I'm happy to hear of your progress. Realize that when you use test resistors, it's not the same as using a LD. When you use a test resistor the voltage developed across the test resistor is the current through the test resistor times the value of the test resistor. However, the voltage across the LD will never exceed approx 2V. The highest voltage the circuit can deliver across the load is, at best 8.6 - 2.5= 6.1 volts. The actual voltage the circuit can deliver to the load will be less than 6.1V due to minimum resistance of the FET, the threshold voltage of the FET, other FET characteristics, and the minimum voltage the op amp can provide. So, if you set the current to 250 mA and your test resistor is 25 ohms, the voltage drop required across the test resistor is .25 * 25 = 6.25V, which is a voltage greater than the circuit can deliver to the load, and so, the current will fall below the value you set it at -- as you indeed discovered. Try using three ordinary silicon diodes in series instead of test resistors to simulate the LD, and then adjust your current to test the current through the load. Use the IRF9520 and mount it to a heat sink to keep it cool. You should not need a large heat sink, as the power it has to dissipate is about 1 watt.
I wouldn't use C4 where you added it. It will result in a large spike of current through the LD because the reference voltage at the + input of U1 will take a long time time to reach steady state level.
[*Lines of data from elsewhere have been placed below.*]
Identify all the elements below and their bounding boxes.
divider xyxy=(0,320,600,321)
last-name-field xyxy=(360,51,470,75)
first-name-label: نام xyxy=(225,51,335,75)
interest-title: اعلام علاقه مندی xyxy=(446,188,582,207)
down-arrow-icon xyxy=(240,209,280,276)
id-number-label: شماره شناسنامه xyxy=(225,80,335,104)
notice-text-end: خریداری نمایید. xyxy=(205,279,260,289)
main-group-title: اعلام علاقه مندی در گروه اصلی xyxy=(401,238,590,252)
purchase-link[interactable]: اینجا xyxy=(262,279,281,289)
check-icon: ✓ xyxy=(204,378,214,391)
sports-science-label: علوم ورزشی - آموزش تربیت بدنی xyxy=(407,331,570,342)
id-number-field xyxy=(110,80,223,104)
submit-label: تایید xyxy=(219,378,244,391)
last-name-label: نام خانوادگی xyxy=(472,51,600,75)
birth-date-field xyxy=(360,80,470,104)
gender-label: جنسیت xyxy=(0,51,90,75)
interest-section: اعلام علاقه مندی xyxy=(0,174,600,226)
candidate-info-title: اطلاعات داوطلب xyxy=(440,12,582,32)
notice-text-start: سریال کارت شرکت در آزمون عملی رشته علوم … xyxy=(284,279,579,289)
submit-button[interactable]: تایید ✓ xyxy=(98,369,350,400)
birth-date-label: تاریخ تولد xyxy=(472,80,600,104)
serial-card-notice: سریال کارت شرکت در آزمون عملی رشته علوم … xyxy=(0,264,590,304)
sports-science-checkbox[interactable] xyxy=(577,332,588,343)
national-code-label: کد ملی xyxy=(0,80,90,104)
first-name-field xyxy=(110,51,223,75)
I realize that you have a comparator there, presumably to prevent turn on for a while, but why put a current spike in there only to use a comparator to quench it? I'd use the configuration in the original schematic. The use of Q2 to disable the Op amp in your schematic doesn't look right at all, also.
The issue that the designer of the original schematic was most trying to address was the turn-on, transient spikes on the LD, not overcurrent protection.